A
CAPPELLA
avec une lithographie
originale
de Yves BRAYER
Editions du Centre 1968
A CAPPELLA
Pas un archet, pas une lyre
N'ira chanter dans les lilas.
Le rythme des mots doit suffire
A cappella.
La chanson des vers éclabousse
Mon coeur en rimes de gala.
La lune pleure en robe rousse
A cappella.
Dans le silence une onde passe
Sonnant la naissance ou le glas.
Le clocher vibre dans l'espace
A cappella.
Le fauve rêve, l'oiseau glisse
Au-devant de l'horizon plat.
Les rossignols entrent en lice
A cappella.
Une forêt chante en mon âme
Un air tantôt gai, tantôt las;
Et mes amours montent la gamme
A cappella.
ORPHÉE
Une voix dit tout bas: " Ne fais pas comme Orphée !

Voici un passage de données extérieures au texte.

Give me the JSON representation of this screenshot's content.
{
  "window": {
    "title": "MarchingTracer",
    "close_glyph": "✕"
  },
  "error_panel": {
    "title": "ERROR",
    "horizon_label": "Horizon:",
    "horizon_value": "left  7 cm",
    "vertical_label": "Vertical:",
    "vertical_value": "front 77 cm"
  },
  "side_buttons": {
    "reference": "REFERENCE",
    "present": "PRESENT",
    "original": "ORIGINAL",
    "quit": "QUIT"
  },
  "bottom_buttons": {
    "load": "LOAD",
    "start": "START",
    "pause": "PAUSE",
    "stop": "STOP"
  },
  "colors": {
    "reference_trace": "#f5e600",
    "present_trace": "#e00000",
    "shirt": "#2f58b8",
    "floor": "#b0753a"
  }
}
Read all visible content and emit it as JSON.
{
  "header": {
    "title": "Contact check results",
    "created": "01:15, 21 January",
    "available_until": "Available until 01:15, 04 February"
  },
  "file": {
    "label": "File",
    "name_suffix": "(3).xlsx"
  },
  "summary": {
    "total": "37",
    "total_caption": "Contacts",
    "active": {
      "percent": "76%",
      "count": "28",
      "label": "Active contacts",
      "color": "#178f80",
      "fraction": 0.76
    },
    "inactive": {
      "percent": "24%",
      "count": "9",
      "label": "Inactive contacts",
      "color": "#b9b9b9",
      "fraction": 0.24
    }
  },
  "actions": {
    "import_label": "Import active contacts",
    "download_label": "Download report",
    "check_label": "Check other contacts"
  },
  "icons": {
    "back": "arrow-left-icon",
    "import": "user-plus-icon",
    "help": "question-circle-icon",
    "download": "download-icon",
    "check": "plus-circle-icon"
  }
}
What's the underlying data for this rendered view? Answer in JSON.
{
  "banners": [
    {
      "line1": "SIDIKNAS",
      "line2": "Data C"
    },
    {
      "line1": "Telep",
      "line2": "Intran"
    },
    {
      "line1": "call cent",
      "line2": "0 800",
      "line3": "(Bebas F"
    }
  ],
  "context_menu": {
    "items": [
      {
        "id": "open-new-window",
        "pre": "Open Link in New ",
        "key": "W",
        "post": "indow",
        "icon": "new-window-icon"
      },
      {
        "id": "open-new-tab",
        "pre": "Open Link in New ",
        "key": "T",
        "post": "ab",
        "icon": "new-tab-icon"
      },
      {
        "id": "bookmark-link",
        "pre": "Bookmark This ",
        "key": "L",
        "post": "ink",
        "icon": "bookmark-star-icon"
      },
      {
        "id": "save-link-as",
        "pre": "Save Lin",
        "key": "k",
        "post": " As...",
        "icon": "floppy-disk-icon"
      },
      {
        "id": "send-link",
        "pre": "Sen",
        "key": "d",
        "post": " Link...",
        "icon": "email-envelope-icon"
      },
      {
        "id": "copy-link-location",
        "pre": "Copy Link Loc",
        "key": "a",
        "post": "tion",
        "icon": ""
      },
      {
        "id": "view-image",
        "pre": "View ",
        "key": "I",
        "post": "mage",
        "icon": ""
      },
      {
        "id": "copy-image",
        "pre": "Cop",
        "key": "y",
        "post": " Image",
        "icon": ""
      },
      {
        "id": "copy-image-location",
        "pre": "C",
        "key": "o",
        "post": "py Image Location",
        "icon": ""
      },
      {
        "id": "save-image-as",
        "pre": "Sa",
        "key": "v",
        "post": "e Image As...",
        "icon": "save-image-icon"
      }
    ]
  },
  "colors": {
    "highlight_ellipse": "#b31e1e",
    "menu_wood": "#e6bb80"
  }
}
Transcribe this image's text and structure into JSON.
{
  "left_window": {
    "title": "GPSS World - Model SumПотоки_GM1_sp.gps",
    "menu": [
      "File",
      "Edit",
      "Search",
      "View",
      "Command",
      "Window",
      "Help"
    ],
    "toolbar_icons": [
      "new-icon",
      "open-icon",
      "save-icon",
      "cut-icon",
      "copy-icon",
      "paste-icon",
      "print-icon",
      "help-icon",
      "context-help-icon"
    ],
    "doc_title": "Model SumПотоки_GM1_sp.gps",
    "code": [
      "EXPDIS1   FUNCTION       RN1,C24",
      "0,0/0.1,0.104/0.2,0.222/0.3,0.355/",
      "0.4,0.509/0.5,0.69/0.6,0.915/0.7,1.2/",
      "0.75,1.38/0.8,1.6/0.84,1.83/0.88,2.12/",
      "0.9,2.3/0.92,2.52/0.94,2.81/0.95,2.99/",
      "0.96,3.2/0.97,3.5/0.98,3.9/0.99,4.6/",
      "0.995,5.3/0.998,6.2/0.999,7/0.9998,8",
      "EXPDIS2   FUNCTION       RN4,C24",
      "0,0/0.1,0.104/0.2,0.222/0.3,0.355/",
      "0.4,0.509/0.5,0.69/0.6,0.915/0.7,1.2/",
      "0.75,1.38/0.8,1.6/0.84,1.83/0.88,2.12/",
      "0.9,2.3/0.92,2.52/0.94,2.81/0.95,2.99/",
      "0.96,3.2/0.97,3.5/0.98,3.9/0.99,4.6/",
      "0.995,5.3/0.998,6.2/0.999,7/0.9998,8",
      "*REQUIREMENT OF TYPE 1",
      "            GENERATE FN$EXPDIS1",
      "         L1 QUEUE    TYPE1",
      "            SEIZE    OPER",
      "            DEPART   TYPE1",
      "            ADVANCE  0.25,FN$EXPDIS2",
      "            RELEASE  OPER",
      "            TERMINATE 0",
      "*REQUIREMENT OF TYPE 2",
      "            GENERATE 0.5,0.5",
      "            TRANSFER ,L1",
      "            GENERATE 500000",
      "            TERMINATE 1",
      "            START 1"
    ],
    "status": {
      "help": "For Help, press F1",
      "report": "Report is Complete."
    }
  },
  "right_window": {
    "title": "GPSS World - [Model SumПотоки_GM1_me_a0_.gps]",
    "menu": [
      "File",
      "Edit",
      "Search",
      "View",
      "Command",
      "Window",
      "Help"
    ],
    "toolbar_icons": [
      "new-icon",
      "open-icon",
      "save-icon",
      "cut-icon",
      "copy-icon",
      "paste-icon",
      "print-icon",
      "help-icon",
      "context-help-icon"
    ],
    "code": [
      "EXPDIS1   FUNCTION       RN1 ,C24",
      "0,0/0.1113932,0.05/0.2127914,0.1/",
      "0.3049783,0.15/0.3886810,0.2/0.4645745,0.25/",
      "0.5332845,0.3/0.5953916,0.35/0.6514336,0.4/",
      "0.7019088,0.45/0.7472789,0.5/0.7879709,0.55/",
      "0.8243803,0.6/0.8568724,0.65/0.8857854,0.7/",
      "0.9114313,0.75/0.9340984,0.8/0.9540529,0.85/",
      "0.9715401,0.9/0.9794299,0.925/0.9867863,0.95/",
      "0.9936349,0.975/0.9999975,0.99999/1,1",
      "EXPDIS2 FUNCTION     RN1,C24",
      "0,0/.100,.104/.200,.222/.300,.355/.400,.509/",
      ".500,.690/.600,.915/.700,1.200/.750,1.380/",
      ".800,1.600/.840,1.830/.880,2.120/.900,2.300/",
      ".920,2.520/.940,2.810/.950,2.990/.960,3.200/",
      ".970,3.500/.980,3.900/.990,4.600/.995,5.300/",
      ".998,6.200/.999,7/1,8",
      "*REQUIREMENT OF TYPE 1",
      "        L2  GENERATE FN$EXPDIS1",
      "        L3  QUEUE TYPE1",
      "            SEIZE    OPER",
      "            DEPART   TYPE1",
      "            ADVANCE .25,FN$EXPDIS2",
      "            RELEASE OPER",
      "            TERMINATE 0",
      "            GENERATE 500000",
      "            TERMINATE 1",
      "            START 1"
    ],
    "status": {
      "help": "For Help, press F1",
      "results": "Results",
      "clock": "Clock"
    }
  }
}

Ta route est devant toi, ne te retourne pas;
Tu perdrais en chemin ta baguette de fée !
Dans les pas du Passé ne remets plus tes pas".
Serait-ce pour cela que j'ai brisé ma lyre ?
J'ai trop souvent relu les pages d'autrefois
Et, les sachant par coeur, ai-je oublié le pire
Pour vivre d'un meilleur qui n'existait qu'en moi ?
Aux blancs fossés d'hier fleurissent mes blessures
Et leur ombre envahit ma route d'aujourd'hui,
Faut-il déraciner les fleurs et la verdure
Pour chasser leur parfum et renier leurs fruits ?
Doit-on crever les yeux qu'éblouit la lumière,
Pour qu'il se taise enfin, tuer le rossignol ?
Faut-il cesser d'aimer pour être tout entière
Libre comme l'oiseau lors de son premier vol ?
Sans hésiter alors, je ferai comme Orphée.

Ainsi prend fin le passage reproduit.